Crime & Safety

Middlesex County Residents Surrender 1,800 Firearms to Gun Buyback

The gun buyback program in New Jersey has collected a total of 16,000 firearms to date.

By Jennifer Bradshaw

About 1,800 guns are no longer on the streets and in the homes of Middlesex County residents.

That was the meat of a press conference on Wednesday morning to announce the results of the Middlesex County operation of the state's Gun Amnesty Program.

This past weekend, 610 firearms were turned in at Sacred Heart Parish in New Brunswick; 874 firearms were turned in at Sayre Woods Bible Church in Old Bridge; and 357 firearms were surrendered at Cathedral International in Perth Amboy, said Acting Middlesex County Prosecutor Andrew C. Carey, who called the selection "an incredible amount of weapons."

Tables overflowed with handguns, semi-automatic weapons and hundreds of rifles and shotguns at the Middlesex County Prosecutor's Officer Training Center in Edison, while Middlesex County Prosecutor's Office Investigator James Napp showed off some of the more unusual weapons turned in. 

170 of the weapons collected were illegal, due to modifications or large magazine capacity. 800 of them were handguns, according to Hoffman. 

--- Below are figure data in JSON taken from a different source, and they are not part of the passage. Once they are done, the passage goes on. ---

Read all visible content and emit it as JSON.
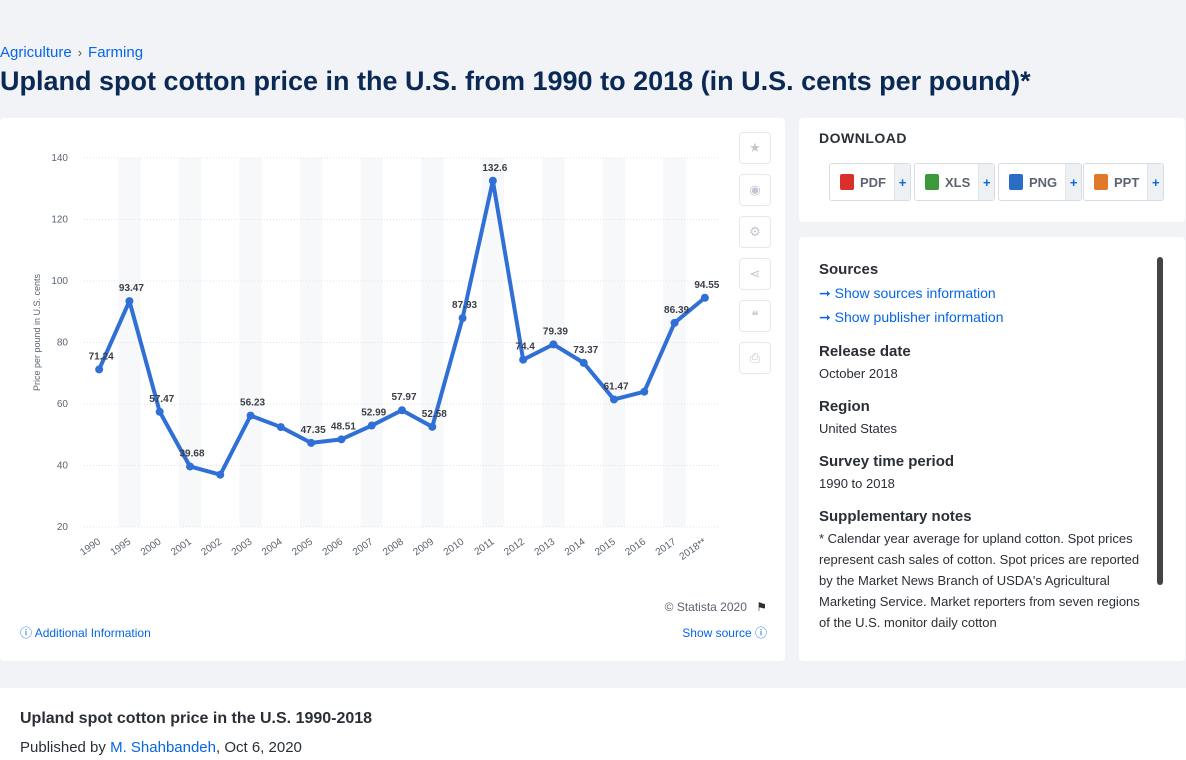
{
  "breadcrumb": {
    "items": [
      "Agriculture",
      "Farming"
    ],
    "separator": "›"
  },
  "page_title": "Upland spot cotton price in the U.S. from 1990 to 2018 (in U.S. cents per pound)*",
  "chart_data": {
    "type": "line",
    "title": "",
    "ylabel": "Price per pound in U.S. cents",
    "xlabel": "",
    "ylim": [
      20,
      140
    ],
    "yticks": [
      20,
      40,
      60,
      80,
      100,
      120,
      140
    ],
    "grid": true,
    "color": "#2f6fd6",
    "categories": [
      "1990",
      "1995",
      "2000",
      "2001",
      "2002",
      "2003",
      "2004",
      "2005",
      "2006",
      "2007",
      "2008",
      "2009",
      "2010",
      "2011",
      "2012",
      "2013",
      "2014",
      "2015",
      "2016",
      "2017",
      "2018**"
    ],
    "values": [
      71.24,
      93.47,
      57.47,
      39.68,
      37,
      56.23,
      52.5,
      47.35,
      48.51,
      52.99,
      57.97,
      52.58,
      87.93,
      132.6,
      74.4,
      79.39,
      73.37,
      61.47,
      64,
      86.39,
      94.55
    ],
    "data_labels": [
      "71.24",
      "93.47",
      "57.47",
      "39.68",
      "",
      "56.23",
      "",
      "47.35",
      "48.51",
      "52.99",
      "57.97",
      "52.58",
      "87.93",
      "132.6",
      "74.4",
      "79.39",
      "73.37",
      "61.47",
      "",
      "86.39",
      "94.55"
    ]
  },
  "copyright": "© Statista 2020",
  "additional_info": "Additional Information",
  "show_source": "Show source",
  "download": {
    "title": "DOWNLOAD",
    "buttons": [
      {
        "label": "PDF",
        "color": "#d9302c"
      },
      {
        "label": "XLS",
        "color": "#3a9a3a"
      },
      {
        "label": "PNG",
        "color": "#2b6cc4"
      },
      {
        "label": "PPT",
        "color": "#e07a2a"
      }
    ],
    "plus": "+"
  },
  "info": {
    "sources_heading": "Sources",
    "show_sources": "Show sources information",
    "show_publisher": "Show publisher information",
    "release_heading": "Release date",
    "release_value": "October 2018",
    "region_heading": "Region",
    "region_value": "United States",
    "survey_heading": "Survey time period",
    "survey_value": "1990 to 2018",
    "notes_heading": "Supplementary notes",
    "notes_text": "* Calendar year average for upland cotton. Spot prices represent cash sales of cotton. Spot prices are reported by the Market News Branch of USDA's Agricultural Marketing Service. Market reporters from seven regions of the U.S. monitor daily cotton"
  },
  "bottom": {
    "title": "Upland spot cotton price in the U.S. 1990-2018",
    "published_prefix": "Published by",
    "author": "M. Shahbandeh",
    "date": ", Oct 6, 2020"
  }
}
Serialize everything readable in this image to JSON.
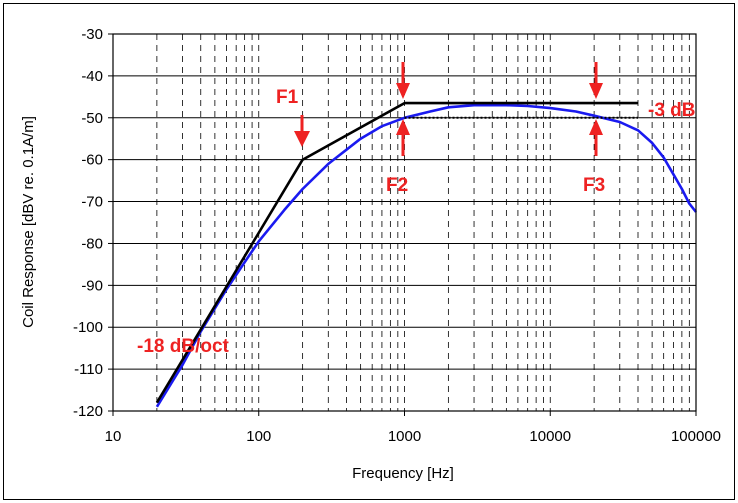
{
  "colors": {
    "measured": "#1a1af0",
    "asymptote": "#000000",
    "annotation": "#ee2222",
    "grid": "#000000"
  },
  "chart_data": {
    "type": "line",
    "xlabel": "Frequency [Hz]",
    "ylabel": "Coil Response [dBV re. 0.1A/m]",
    "xscale": "log",
    "xlim": [
      10,
      100000
    ],
    "ylim": [
      -120,
      -30
    ],
    "grid": true,
    "x_ticks": [
      "10",
      "100",
      "1000",
      "10000",
      "100000"
    ],
    "y_ticks": [
      "-30",
      "-40",
      "-50",
      "-60",
      "-70",
      "-80",
      "-90",
      "-100",
      "-110",
      "-120"
    ],
    "series": [
      {
        "role": "measured",
        "x": [
          20,
          30,
          40,
          60,
          80,
          100,
          150,
          200,
          300,
          500,
          700,
          1000,
          1500,
          2000,
          3000,
          5000,
          7000,
          10000,
          15000,
          20000,
          30000,
          40000,
          50000,
          60000,
          70000,
          80000,
          90000,
          100000
        ],
        "y": [
          -119,
          -109,
          -101,
          -91,
          -84.5,
          -79.5,
          -72,
          -67,
          -61,
          -55,
          -52,
          -50,
          -48.5,
          -47.5,
          -47,
          -47,
          -47.2,
          -47.7,
          -48.5,
          -49.5,
          -51,
          -53,
          -56,
          -59.5,
          -63.5,
          -67,
          -70.5,
          -72.5
        ]
      },
      {
        "role": "asymptote",
        "x": [
          20,
          200,
          1000,
          40000
        ],
        "y": [
          -118,
          -60,
          -46.5,
          -46.5
        ]
      },
      {
        "role": "minus-3db-reference",
        "x": [
          1000,
          40000
        ],
        "y": [
          -50,
          -50
        ]
      }
    ],
    "annotations": {
      "f1": "F1",
      "f2": "F2",
      "f3": "F3",
      "minus_3db": "-3 dB",
      "slope": "-18 dB/oct"
    }
  }
}
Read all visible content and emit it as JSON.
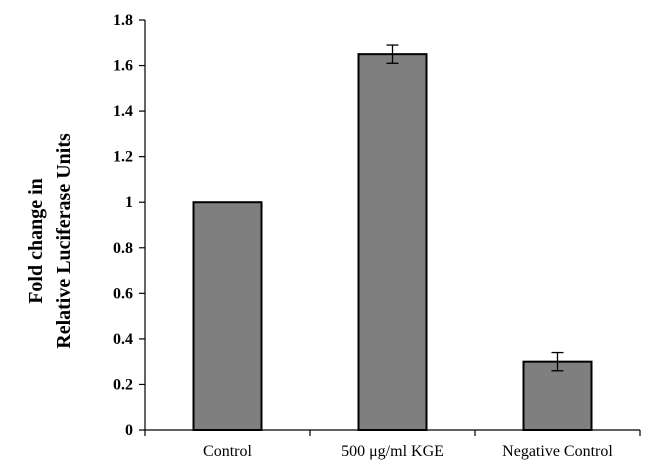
{
  "chart_data": {
    "type": "bar",
    "categories": [
      "Control",
      "500 μg/ml KGE",
      "Negative Control"
    ],
    "values": [
      1.0,
      1.65,
      0.3
    ],
    "errors": [
      0.0,
      0.04,
      0.04
    ],
    "title": "",
    "xlabel": "",
    "ylabel_lines": [
      "Fold change in",
      "Relative Luciferase Units"
    ],
    "ylim": [
      0,
      1.8
    ],
    "yticks": [
      0,
      0.2,
      0.4,
      0.6,
      0.8,
      1,
      1.2,
      1.4,
      1.6,
      1.8
    ],
    "ytick_labels": [
      "0",
      "0.2",
      "0.4",
      "0.6",
      "0.8",
      "1",
      "1.2",
      "1.4",
      "1.6",
      "1.8"
    ],
    "grid": false,
    "legend": "none",
    "colors": {
      "bar_fill": "#7f7f7f",
      "bar_stroke": "#000000",
      "axis": "#000000"
    }
  }
}
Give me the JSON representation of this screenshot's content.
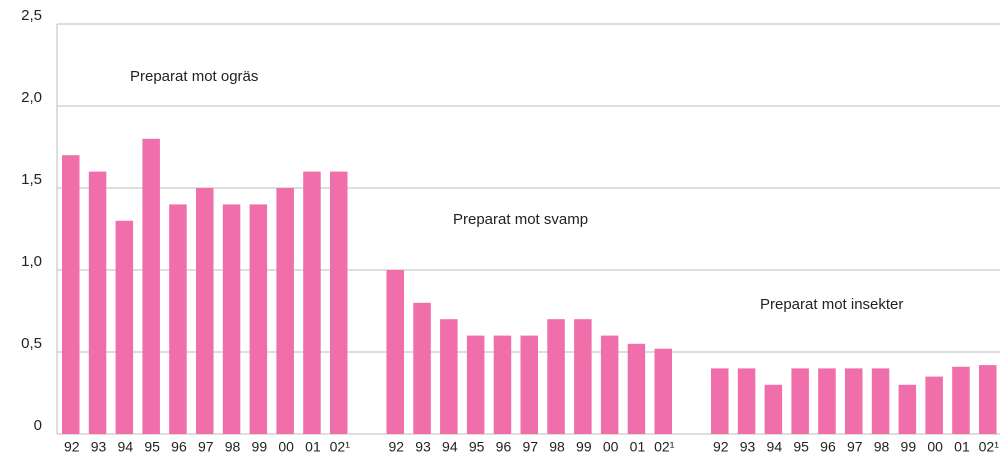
{
  "chart_data": {
    "type": "grouped-bar",
    "color": "#f06ea9",
    "grid": true,
    "ylim": [
      0,
      2.5
    ],
    "yticks": [
      0,
      {
        "value": 0.5,
        "label": "0,5"
      },
      {
        "value": 1.0,
        "label": "1,0"
      },
      {
        "value": 1.5,
        "label": "1,5"
      },
      {
        "value": 2.0,
        "label": "2,0"
      },
      {
        "value": 2.5,
        "label": "2,5"
      }
    ],
    "groups": [
      {
        "name": "Preparat mot ogräs",
        "categories": [
          "92",
          "93",
          "94",
          "95",
          "96",
          "97",
          "98",
          "99",
          "00",
          "01",
          "02¹"
        ],
        "values": [
          1.7,
          1.6,
          1.3,
          1.8,
          1.4,
          1.5,
          1.4,
          1.4,
          1.5,
          1.6,
          1.6
        ]
      },
      {
        "name": "Preparat mot svamp",
        "categories": [
          "92",
          "93",
          "94",
          "95",
          "96",
          "97",
          "98",
          "99",
          "00",
          "01",
          "02¹"
        ],
        "values": [
          1.0,
          0.8,
          0.7,
          0.6,
          0.6,
          0.6,
          0.7,
          0.7,
          0.6,
          0.55,
          0.52
        ]
      },
      {
        "name": "Preparat mot insekter",
        "categories": [
          "92",
          "93",
          "94",
          "95",
          "96",
          "97",
          "98",
          "99",
          "00",
          "01",
          "02¹"
        ],
        "values": [
          0.4,
          0.4,
          0.3,
          0.4,
          0.4,
          0.4,
          0.4,
          0.3,
          0.35,
          0.41,
          0.42
        ]
      }
    ]
  }
}
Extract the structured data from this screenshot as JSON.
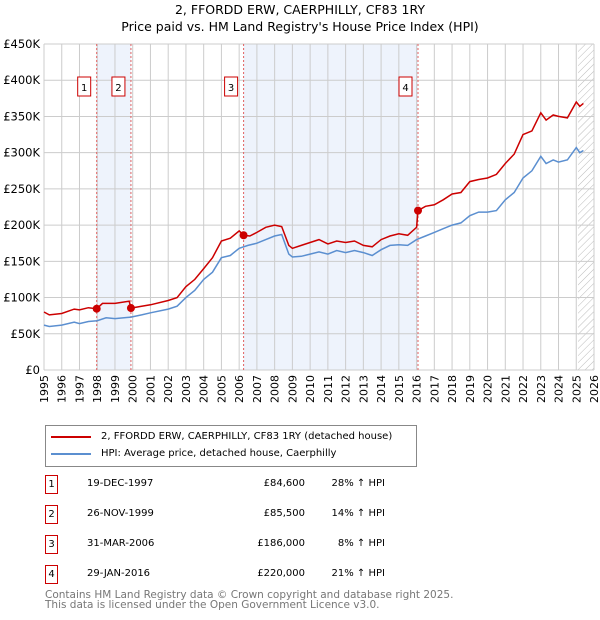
{
  "title": "2, FFORDD ERW, CAERPHILLY, CF83 1RY",
  "subtitle": "Price paid vs. HM Land Registry's House Price Index (HPI)",
  "chart_data": {
    "type": "line",
    "title": "2, FFORDD ERW, CAERPHILLY, CF83 1RY",
    "subtitle": "Price paid vs. HM Land Registry's House Price Index (HPI)",
    "xlim": [
      1995,
      2026
    ],
    "ylim": [
      0,
      450000
    ],
    "x_ticks": [
      "1995",
      "1996",
      "1997",
      "1998",
      "1999",
      "2000",
      "2001",
      "2002",
      "2003",
      "2004",
      "2005",
      "2006",
      "2007",
      "2008",
      "2009",
      "2010",
      "2011",
      "2012",
      "2013",
      "2014",
      "2015",
      "2016",
      "2017",
      "2018",
      "2019",
      "2020",
      "2021",
      "2022",
      "2023",
      "2024",
      "2025",
      "2026"
    ],
    "y_ticks": [
      {
        "v": 0,
        "label": "£0"
      },
      {
        "v": 50000,
        "label": "£50K"
      },
      {
        "v": 100000,
        "label": "£100K"
      },
      {
        "v": 150000,
        "label": "£150K"
      },
      {
        "v": 200000,
        "label": "£200K"
      },
      {
        "v": 250000,
        "label": "£250K"
      },
      {
        "v": 300000,
        "label": "£300K"
      },
      {
        "v": 350000,
        "label": "£350K"
      },
      {
        "v": 400000,
        "label": "£400K"
      },
      {
        "v": 450000,
        "label": "£450K"
      }
    ],
    "grid": true,
    "colors": {
      "property": "#cc0000",
      "hpi": "#5b8fd0",
      "band": "#eef3fc"
    },
    "shaded_ranges": [
      [
        1997.97,
        1999.9
      ],
      [
        2006.25,
        2016.08
      ]
    ],
    "forecast_start": 2025.1,
    "series": [
      {
        "name": "2, FFORDD ERW, CAERPHILLY, CF83 1RY (detached house)",
        "x": [
          1995,
          1995.3,
          1996,
          1996.7,
          1997,
          1997.5,
          1997.97,
          1998.3,
          1999,
          1999.8,
          1999.9,
          2000.5,
          2001,
          2002,
          2002.5,
          2003,
          2003.5,
          2004,
          2004.5,
          2005,
          2005.5,
          2006,
          2006.25,
          2006.6,
          2007,
          2007.5,
          2008,
          2008.4,
          2008.8,
          2009,
          2009.5,
          2010,
          2010.5,
          2011,
          2011.5,
          2012,
          2012.5,
          2013,
          2013.5,
          2014,
          2014.5,
          2015,
          2015.5,
          2016,
          2016.08,
          2016.5,
          2017,
          2017.5,
          2018,
          2018.5,
          2019,
          2019.5,
          2020,
          2020.5,
          2021,
          2021.5,
          2022,
          2022.5,
          2023,
          2023.3,
          2023.7,
          2024,
          2024.5,
          2025,
          2025.2,
          2025.4
        ],
        "y": [
          80000,
          76000,
          78000,
          84000,
          83000,
          86000,
          84600,
          92000,
          92000,
          95000,
          85500,
          88000,
          90000,
          96000,
          100000,
          115000,
          125000,
          140000,
          155000,
          178000,
          182000,
          192000,
          186000,
          185000,
          190000,
          197000,
          200000,
          198000,
          172000,
          168000,
          172000,
          176000,
          180000,
          174000,
          178000,
          176000,
          178000,
          172000,
          170000,
          180000,
          185000,
          188000,
          186000,
          197000,
          220000,
          226000,
          228000,
          235000,
          243000,
          245000,
          260000,
          263000,
          265000,
          270000,
          285000,
          298000,
          325000,
          330000,
          355000,
          345000,
          352000,
          350000,
          348000,
          370000,
          364000,
          368000
        ]
      },
      {
        "name": "HPI: Average price, detached house, Caerphilly",
        "x": [
          1995,
          1995.3,
          1996,
          1996.7,
          1997,
          1997.5,
          1998,
          1998.5,
          1999,
          1999.9,
          2000.5,
          2001,
          2002,
          2002.5,
          2003,
          2003.5,
          2004,
          2004.5,
          2005,
          2005.5,
          2006,
          2006.5,
          2007,
          2007.5,
          2008,
          2008.4,
          2008.8,
          2009,
          2009.5,
          2010,
          2010.5,
          2011,
          2011.5,
          2012,
          2012.5,
          2013,
          2013.5,
          2014,
          2014.5,
          2015,
          2015.5,
          2016,
          2016.5,
          2017,
          2017.5,
          2018,
          2018.5,
          2019,
          2019.5,
          2020,
          2020.5,
          2021,
          2021.5,
          2022,
          2022.5,
          2023,
          2023.3,
          2023.7,
          2024,
          2024.5,
          2025,
          2025.2,
          2025.4
        ],
        "y": [
          62000,
          60000,
          62000,
          66000,
          64000,
          67000,
          68000,
          72000,
          71000,
          73000,
          76000,
          79000,
          84000,
          88000,
          100000,
          110000,
          125000,
          135000,
          155000,
          158000,
          168000,
          172000,
          175000,
          180000,
          185000,
          187000,
          160000,
          156000,
          157000,
          160000,
          163000,
          160000,
          165000,
          162000,
          165000,
          162000,
          158000,
          166000,
          172000,
          173000,
          172000,
          180000,
          185000,
          190000,
          195000,
          200000,
          203000,
          213000,
          218000,
          218000,
          220000,
          235000,
          245000,
          265000,
          275000,
          295000,
          285000,
          290000,
          287000,
          290000,
          307000,
          300000,
          303000
        ]
      }
    ],
    "markers": [
      {
        "label": "1",
        "x": 1997.97,
        "y": 84600
      },
      {
        "label": "2",
        "x": 1999.9,
        "y": 85500
      },
      {
        "label": "3",
        "x": 2006.25,
        "y": 186000
      },
      {
        "label": "4",
        "x": 2016.08,
        "y": 220000
      }
    ]
  },
  "legend": {
    "property": "2, FFORDD ERW, CAERPHILLY, CF83 1RY (detached house)",
    "hpi": "HPI: Average price, detached house, Caerphilly"
  },
  "transactions": [
    {
      "n": "1",
      "date": "19-DEC-1997",
      "price": "£84,600",
      "delta": "28% ↑ HPI"
    },
    {
      "n": "2",
      "date": "26-NOV-1999",
      "price": "£85,500",
      "delta": "14% ↑ HPI"
    },
    {
      "n": "3",
      "date": "31-MAR-2006",
      "price": "£186,000",
      "delta": "8% ↑ HPI"
    },
    {
      "n": "4",
      "date": "29-JAN-2016",
      "price": "£220,000",
      "delta": "21% ↑ HPI"
    }
  ],
  "footer": {
    "line1": "Contains HM Land Registry data © Crown copyright and database right 2025.",
    "line2": "This data is licensed under the Open Government Licence v3.0."
  }
}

"Thanks to the strong desire of people here and throughout the state to make their homes and neighborhoods safer, there are nearly 16,000 fewer deadly firearms circulating out there – nearly 16,000 fewer ways to maim or kill someone," Hoffman said. 

Among the surrendered weapons were assault rifles, homemade shotguns, TEC-9 and TEC-22 semi-automatic handguns, military-grade AR-15 rifles and a Thompson 45 Rifle, which is an "extremely rare" weapon, Napp said. 

Over two days, residents could bring their firearms to the drop-off spots to surrender them without any questions or stipulations and receive as much as $250 each up to three guns. 

A total of 1,800 weapons were turned in, and $266,000 was paid out, Hoffman said. The money paid for the guns came from criminal forfeiture funds that were seized in other criminal investigations, and not from tax dollars, Hoffman said. 

The gun amnesty program has been held 10 times thus far in counties around New Jersey and in total has brought in 16,000 weapons, Hoffman said. 

Buybacks are not the only way to reduce gun violence in New Jersey, Hoffman said, but they are a key part of the overall plan. 

Based on the reaction the buybacks have been getting around the state, the "majority" of New Jersey residents support the buybacks, he said. 

Nearly all of the weapons collected are to be destroyed, with the exception of guns with potential historical value, such as the Thompson 45 Rifle, Hoffman said.

Those weapons are offered to museums run by the state or the FBI, he said.